JERUSALEM (Sep. 8)
Immigration from North and South America has kept pace during the first eight months of this year with last year’s record numbers but immigration from Britain and France is off by about a third, Jewish Agency chairman Louis A. Pincus reported today at a news conference. He said that 9,500 immigrants came from North America in 1970 and arrivals between Jan-Aug. 1971 were in the same proportion. The number of immigrants from Latin America has risen by 20 percent in the same period, he said. Pincus attributed the decline of olim from France to the shortage of housing units for large families. The Jewish community in France was almost doubled by arrivals from North Africa following Algerian independence, most of them families with many children.

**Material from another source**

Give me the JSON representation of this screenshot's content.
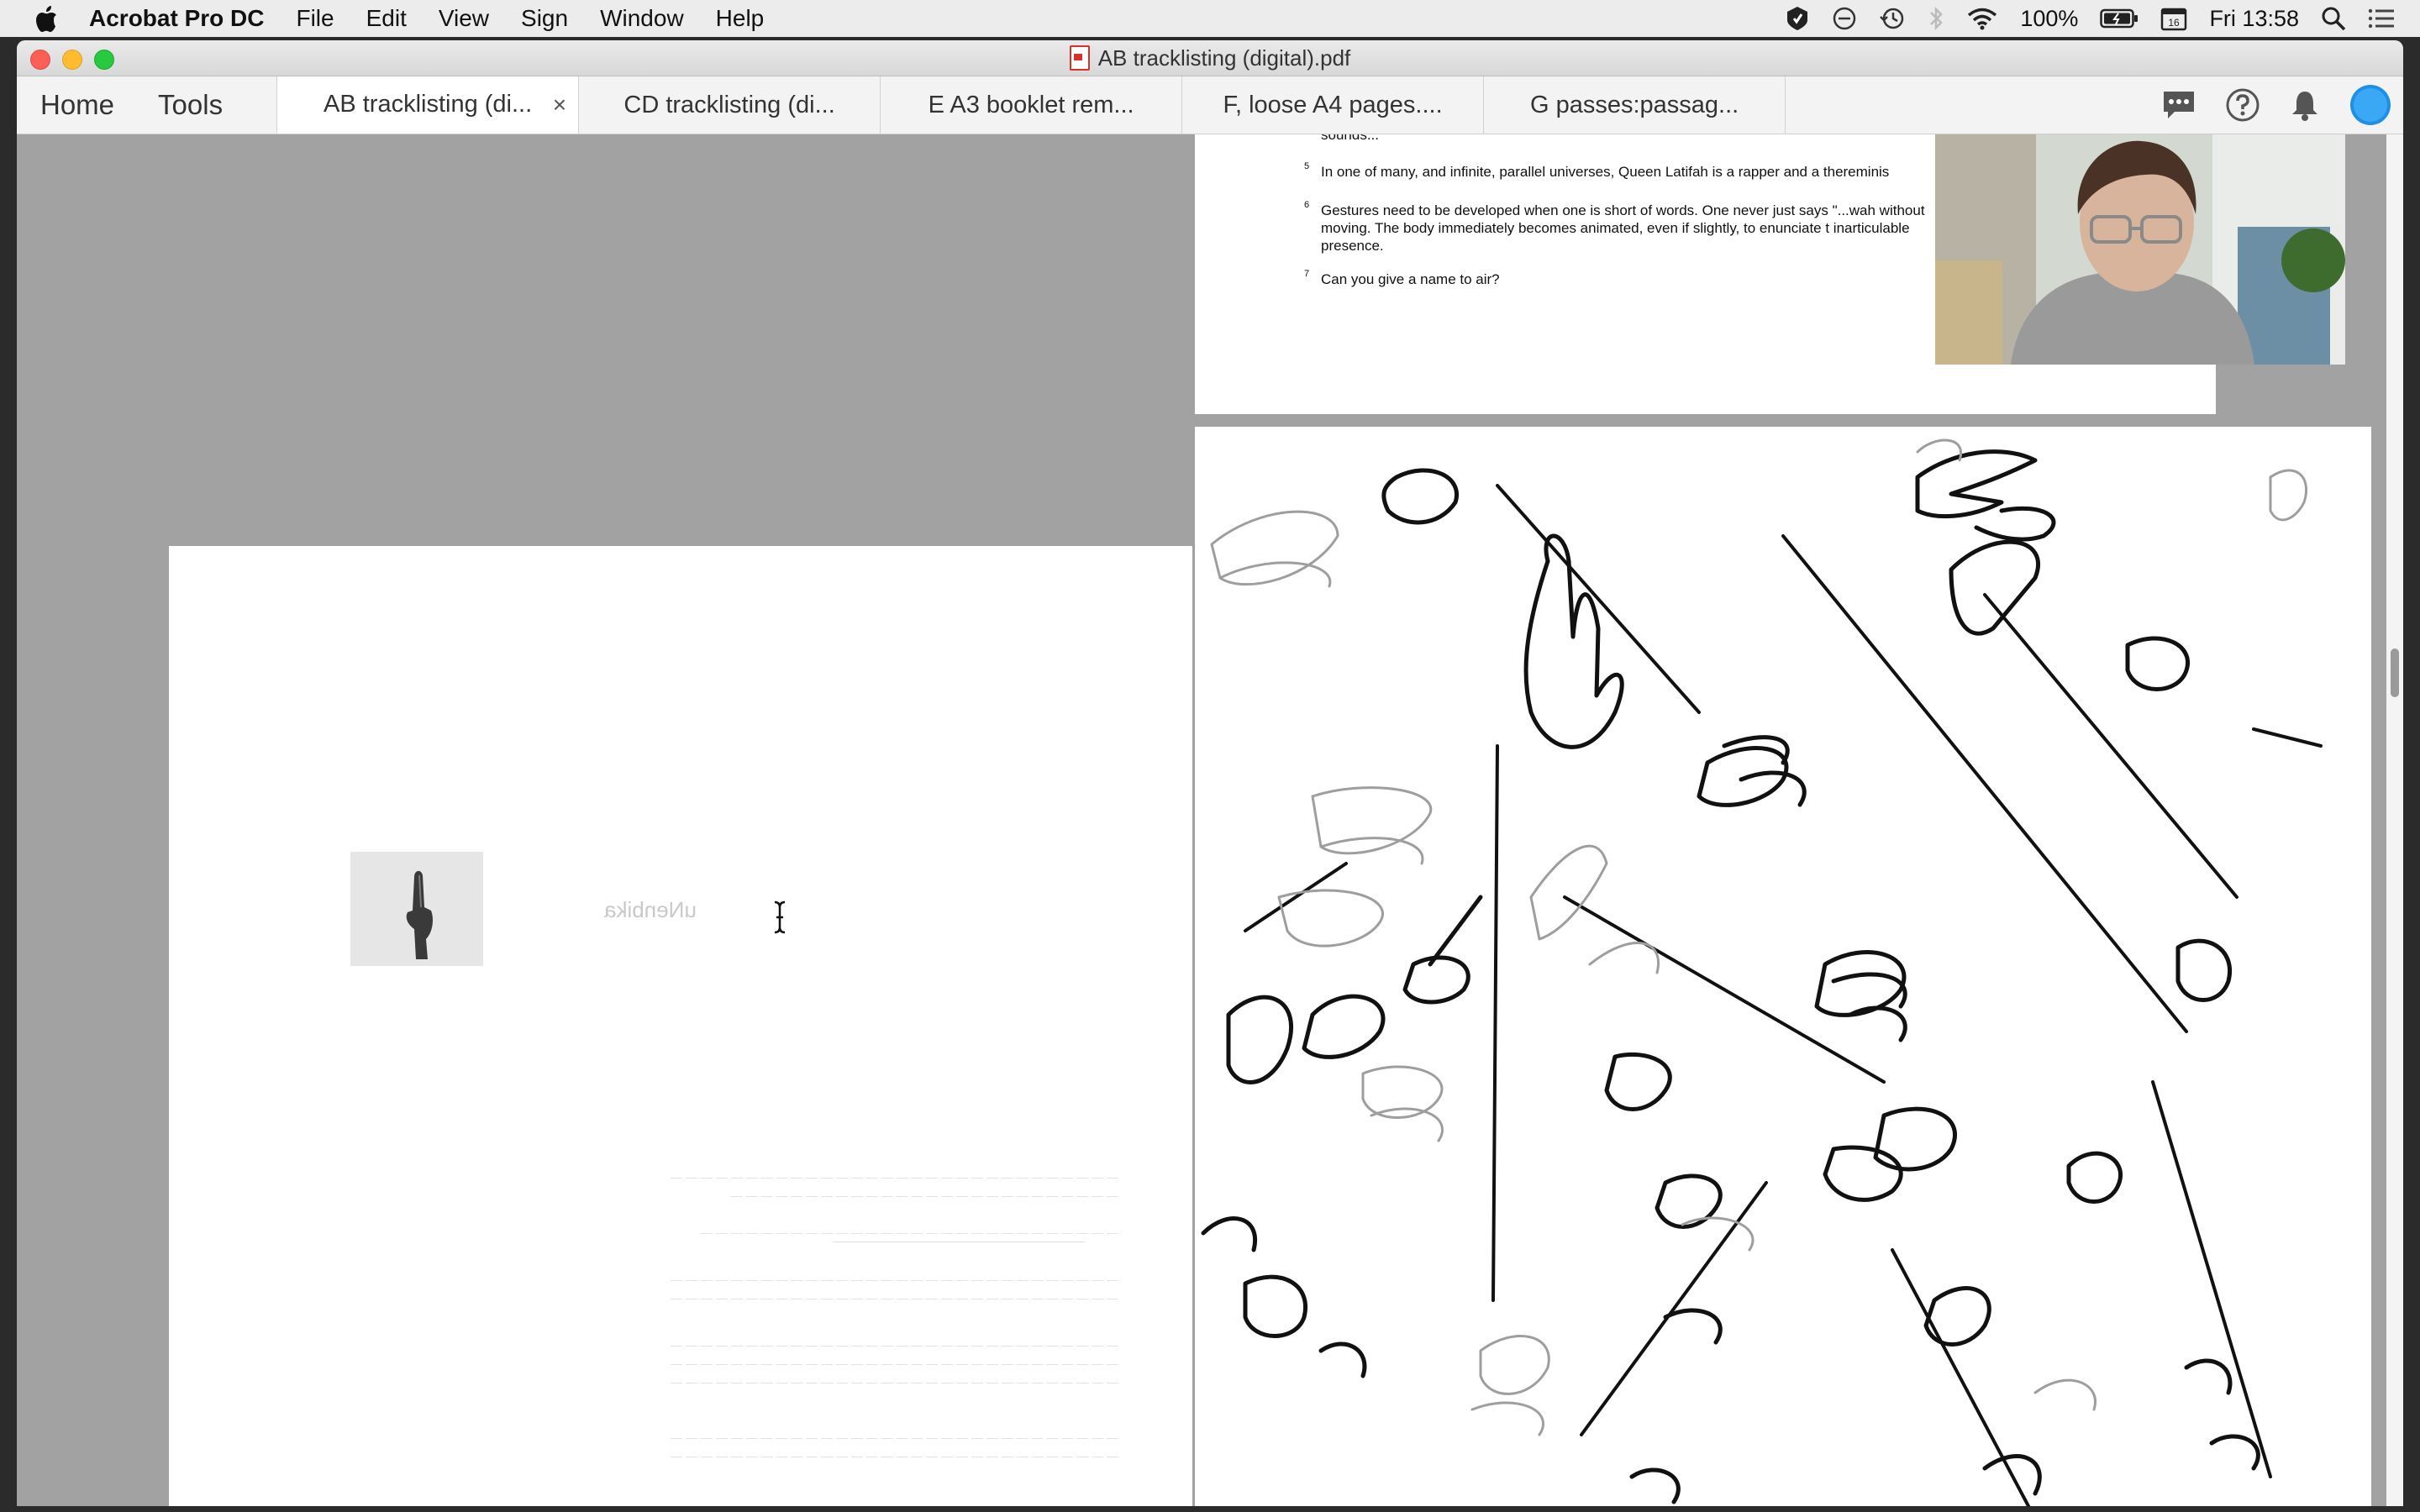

Pincus added that the same explanation was not valid for Britain. He said there was simply “a receding of the wave after it reached its crest” and that next year might produce a new record. Immigration from the United Kingdom amounted to 1,300 in 1968 and 1900 last year. The 1970 figure from France was 5200 and from Latin America 4,500. Pincus was particularly jubilant over the immigration rise from the U.S. and Canada. He noted that last year’s figure included several thousand “yordim”–Israelis returning home after having spent seven or more years abroad who were granted new immigrant privileges.
This year the immigrant status has been withdrawn and the number of returning Israelis has decreased so that there is actually an increase of “genuine” olim from North America, Pincus said. The total number of immigrants who arrived up to the end of August was 26,250, almost identical to the number during the corresponding period last year. Last year’s total immigration was 42,000. According to the published findings of a research team, 8.7 percent of all immigrants leave Israel. Jewish Agency officials say one of the reasons is that many newcomers are unmarried and that until last year almost no provisions had been made for housing single persons. Pincus promised a crash program to remedy the situation.